Sarait Martinez, CBDIO's executive director, says Indigenous immigrants from Oaxaca are crucial to the agriculture industry and keeping California fed.

“It’s not a coincidence that [Indigenous people] work in agriculture, because we know how to take care of the land and produce our food,” says Martinez, who is Zapoteca. “It’s because of [farmworkers] that we continue to have food on our tables.”

Manuel Ortiz’s hands show a lifetime of work. Ortiz came to the U.S. from Mexico as a bracero in the late 1950s, and spent decades working on farms in California and Washington. (David Bacon)

Still, farmworkers like González worry about getting sick on the job and losing wages as a result.

"If that happens to me, how will I make enough to pay rent?" says González, who harvests bell peppers and table grapes each season.

According to a study last year by the California Institute for Rural Studies, agricultural workers in Monterey County were infected by COVID-19 at rates three times higher than non-agricultural workers. Meanwhile, a study from UC Berkeley that followed 1,091 participants in the Salinas Valley found that farmworkers with lower levels of education or who spoke an Indigenous language had a higher test positivity rate of 23% for COVID-19.

Martinez says that language accessibility is key to keeping people safe. Proceeds from the song have helped CBDIO provide workers with information on testing and vaccine sites, in Indigenous languages like Zapoteco and Mixteco.

A farmworker named Petra tosses the pluots into a bag held on her shoulders by a harness. When the bag is full, it can weigh 40 to 50 pounds. In July, the temperature rises to over 105 degrees. It seems counterintuitive, but farmworkers dress in multiple layers of clothing because it provides insulation from the heat. (David Bacon)

“When you think of farmworkers, you think of folks that speak Spanish," Martinez said. "But Indigenous farmworkers have very different linguistic and cultural needs that we keep forgetting about. The song really helps us to bring visibility to our work.”

Martinez attributes the high COVID-19 rates for farmworkers to factors like substandard housing, a lack of reliable transportation and the exploitation of undocumented workers.

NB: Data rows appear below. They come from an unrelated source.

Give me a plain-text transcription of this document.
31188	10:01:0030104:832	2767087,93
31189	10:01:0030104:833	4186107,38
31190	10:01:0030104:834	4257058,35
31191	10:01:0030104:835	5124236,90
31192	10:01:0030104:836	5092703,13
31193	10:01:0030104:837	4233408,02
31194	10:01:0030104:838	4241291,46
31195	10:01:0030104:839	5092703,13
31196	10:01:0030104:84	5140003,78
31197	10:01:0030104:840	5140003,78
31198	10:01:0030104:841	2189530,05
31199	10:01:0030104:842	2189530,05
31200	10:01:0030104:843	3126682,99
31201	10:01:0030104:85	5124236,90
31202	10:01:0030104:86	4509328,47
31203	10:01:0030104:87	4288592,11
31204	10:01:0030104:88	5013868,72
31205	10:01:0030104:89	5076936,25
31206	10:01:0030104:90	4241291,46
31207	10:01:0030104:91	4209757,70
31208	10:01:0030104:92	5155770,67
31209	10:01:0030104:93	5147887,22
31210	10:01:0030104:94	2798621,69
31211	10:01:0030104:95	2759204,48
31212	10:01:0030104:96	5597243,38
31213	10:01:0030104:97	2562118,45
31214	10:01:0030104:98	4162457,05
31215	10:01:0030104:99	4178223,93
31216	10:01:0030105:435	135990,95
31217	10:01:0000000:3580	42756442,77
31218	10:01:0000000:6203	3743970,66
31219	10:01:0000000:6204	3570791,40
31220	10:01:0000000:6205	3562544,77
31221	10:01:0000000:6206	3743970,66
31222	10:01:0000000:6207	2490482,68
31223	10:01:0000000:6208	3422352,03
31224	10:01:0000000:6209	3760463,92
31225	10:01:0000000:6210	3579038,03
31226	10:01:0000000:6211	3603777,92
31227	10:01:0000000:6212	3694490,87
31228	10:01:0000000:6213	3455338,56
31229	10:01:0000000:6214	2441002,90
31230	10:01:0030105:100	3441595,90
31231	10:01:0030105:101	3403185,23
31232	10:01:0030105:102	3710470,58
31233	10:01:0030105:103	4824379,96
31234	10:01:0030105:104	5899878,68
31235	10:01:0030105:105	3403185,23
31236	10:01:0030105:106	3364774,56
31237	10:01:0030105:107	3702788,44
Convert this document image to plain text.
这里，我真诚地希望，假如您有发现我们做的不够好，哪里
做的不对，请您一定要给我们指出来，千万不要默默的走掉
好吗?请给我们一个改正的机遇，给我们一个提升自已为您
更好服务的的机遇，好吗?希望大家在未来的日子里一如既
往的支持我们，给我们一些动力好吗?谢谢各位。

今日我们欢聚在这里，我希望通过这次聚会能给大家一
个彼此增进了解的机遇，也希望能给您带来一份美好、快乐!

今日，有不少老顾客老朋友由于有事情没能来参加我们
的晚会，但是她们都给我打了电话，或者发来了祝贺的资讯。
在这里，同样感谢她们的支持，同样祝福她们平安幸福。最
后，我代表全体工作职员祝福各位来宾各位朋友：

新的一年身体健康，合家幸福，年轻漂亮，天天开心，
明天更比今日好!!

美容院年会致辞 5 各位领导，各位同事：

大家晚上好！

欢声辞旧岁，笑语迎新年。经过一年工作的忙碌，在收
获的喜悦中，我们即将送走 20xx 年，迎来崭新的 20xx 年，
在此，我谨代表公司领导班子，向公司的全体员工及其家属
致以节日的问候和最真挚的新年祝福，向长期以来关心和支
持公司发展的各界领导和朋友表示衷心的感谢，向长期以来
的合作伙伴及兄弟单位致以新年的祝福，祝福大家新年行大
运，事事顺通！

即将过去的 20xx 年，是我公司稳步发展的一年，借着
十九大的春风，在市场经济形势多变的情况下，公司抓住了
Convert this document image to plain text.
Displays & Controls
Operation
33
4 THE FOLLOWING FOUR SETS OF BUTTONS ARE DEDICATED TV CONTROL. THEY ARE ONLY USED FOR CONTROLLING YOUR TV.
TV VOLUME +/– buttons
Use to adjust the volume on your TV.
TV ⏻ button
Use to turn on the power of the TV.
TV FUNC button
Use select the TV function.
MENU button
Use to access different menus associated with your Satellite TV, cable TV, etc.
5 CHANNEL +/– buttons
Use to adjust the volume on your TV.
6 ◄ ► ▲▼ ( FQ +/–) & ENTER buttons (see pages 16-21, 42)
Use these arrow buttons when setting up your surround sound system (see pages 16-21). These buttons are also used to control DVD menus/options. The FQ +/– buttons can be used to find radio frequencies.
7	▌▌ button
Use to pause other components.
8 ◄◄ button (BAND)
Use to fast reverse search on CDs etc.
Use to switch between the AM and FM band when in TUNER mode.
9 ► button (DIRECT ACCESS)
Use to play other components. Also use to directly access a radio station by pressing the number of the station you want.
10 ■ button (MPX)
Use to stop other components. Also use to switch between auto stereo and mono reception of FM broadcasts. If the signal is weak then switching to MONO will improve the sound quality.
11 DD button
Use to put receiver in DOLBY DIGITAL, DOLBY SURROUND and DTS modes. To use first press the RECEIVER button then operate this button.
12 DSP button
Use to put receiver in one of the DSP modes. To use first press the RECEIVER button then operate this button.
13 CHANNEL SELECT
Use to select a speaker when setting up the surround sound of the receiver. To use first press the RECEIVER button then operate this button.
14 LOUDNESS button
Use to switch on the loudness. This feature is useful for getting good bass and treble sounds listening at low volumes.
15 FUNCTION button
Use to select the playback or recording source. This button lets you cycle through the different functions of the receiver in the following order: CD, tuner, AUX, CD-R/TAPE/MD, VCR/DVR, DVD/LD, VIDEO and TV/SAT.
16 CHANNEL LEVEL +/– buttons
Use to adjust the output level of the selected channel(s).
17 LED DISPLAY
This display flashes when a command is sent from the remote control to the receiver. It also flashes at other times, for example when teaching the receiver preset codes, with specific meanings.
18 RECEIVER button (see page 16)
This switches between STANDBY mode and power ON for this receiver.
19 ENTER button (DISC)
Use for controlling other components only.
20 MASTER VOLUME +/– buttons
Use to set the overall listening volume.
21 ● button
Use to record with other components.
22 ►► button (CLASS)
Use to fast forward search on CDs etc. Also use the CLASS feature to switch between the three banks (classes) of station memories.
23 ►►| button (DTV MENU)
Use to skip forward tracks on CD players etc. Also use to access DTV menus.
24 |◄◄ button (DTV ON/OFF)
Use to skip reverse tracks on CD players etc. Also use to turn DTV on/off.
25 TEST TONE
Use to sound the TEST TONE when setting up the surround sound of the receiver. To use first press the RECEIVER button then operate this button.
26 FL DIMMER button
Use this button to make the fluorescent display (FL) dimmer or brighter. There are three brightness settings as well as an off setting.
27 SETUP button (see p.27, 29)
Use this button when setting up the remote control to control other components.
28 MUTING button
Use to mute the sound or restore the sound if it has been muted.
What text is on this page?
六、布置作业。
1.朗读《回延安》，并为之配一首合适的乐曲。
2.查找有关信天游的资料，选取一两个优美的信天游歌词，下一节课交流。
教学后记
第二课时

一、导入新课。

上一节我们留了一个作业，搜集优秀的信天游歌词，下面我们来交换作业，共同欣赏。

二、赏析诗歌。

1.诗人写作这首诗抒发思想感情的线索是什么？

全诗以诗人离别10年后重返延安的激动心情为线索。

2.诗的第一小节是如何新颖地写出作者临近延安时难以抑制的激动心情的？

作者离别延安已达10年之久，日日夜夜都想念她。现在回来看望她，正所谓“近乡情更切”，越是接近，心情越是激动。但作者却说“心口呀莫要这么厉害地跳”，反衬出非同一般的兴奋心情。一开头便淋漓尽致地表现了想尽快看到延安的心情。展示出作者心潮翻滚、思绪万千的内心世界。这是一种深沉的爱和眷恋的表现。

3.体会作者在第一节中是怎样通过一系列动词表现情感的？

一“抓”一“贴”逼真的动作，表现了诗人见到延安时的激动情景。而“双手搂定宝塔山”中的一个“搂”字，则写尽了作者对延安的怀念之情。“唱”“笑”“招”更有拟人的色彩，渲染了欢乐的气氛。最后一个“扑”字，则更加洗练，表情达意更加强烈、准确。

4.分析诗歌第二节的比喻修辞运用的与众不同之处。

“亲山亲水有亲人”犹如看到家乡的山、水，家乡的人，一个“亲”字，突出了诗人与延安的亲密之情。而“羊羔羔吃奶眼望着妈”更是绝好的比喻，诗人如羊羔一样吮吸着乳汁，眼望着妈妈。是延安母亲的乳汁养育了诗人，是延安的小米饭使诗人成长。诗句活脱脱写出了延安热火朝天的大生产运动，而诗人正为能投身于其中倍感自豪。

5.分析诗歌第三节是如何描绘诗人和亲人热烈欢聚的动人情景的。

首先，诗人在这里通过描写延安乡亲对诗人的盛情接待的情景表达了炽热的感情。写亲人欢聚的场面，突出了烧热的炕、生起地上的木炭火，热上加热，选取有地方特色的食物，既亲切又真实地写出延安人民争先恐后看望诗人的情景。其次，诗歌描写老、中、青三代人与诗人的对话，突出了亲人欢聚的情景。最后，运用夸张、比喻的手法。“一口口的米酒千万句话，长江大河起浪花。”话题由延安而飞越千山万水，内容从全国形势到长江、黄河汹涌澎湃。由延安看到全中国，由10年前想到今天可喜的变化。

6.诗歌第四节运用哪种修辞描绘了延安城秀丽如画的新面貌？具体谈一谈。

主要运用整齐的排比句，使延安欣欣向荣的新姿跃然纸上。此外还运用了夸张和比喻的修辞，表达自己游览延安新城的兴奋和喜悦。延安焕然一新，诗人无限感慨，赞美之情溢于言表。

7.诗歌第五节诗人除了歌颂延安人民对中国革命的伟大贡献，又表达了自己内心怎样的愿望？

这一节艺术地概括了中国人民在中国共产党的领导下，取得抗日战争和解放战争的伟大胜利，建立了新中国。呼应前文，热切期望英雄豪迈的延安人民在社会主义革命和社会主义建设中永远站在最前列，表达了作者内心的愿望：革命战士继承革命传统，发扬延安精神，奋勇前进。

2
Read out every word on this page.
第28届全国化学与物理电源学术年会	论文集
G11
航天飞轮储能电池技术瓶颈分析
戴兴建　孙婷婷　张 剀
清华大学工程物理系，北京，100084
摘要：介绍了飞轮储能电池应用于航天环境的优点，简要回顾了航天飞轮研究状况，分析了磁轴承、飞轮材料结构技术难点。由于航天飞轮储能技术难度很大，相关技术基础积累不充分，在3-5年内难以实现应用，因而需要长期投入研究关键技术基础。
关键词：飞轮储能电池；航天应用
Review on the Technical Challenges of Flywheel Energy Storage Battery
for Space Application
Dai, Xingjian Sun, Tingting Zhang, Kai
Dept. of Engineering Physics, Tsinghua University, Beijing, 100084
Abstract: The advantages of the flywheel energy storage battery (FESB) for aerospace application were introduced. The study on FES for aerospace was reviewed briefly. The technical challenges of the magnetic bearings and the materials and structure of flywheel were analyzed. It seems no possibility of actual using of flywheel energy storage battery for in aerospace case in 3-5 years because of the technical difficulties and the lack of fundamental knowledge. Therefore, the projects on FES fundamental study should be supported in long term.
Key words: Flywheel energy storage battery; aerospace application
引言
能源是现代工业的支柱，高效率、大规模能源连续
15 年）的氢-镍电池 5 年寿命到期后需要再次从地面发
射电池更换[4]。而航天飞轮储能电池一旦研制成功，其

“I’m really hoping that as we go through the pandemic, we reflect on [working conditions],” Martinez says. “And really paint not only us as farmworkers as heroes, but [also people who deserve] respect and dignity. And that that translates into adequate policies that ensure that we have a living wage for farmworkers and full labor rights at the workplace.”

Erika, a farmworker in Tulare County, California, carries her ladder from one row of pluot trees to the next. The ladder weighs about 30 pounds. (David Bacon)

With the help of proceeds from "Dark Eyes," and a partnership with local counties, the CBDIO has provided some essential workers with direct financial relief checks of $500 each.

Martinez says that some families are using the money to cover hours lost from work if they need to quarantine or to support their kids' expenses during virtual school.

For González, who pays about $600 for rent each month, the fund has put food on the table during the offseason.

"I was able to pay rent and buy food, that what's helped me the most," González says. "God bless them for supporting us and helping us."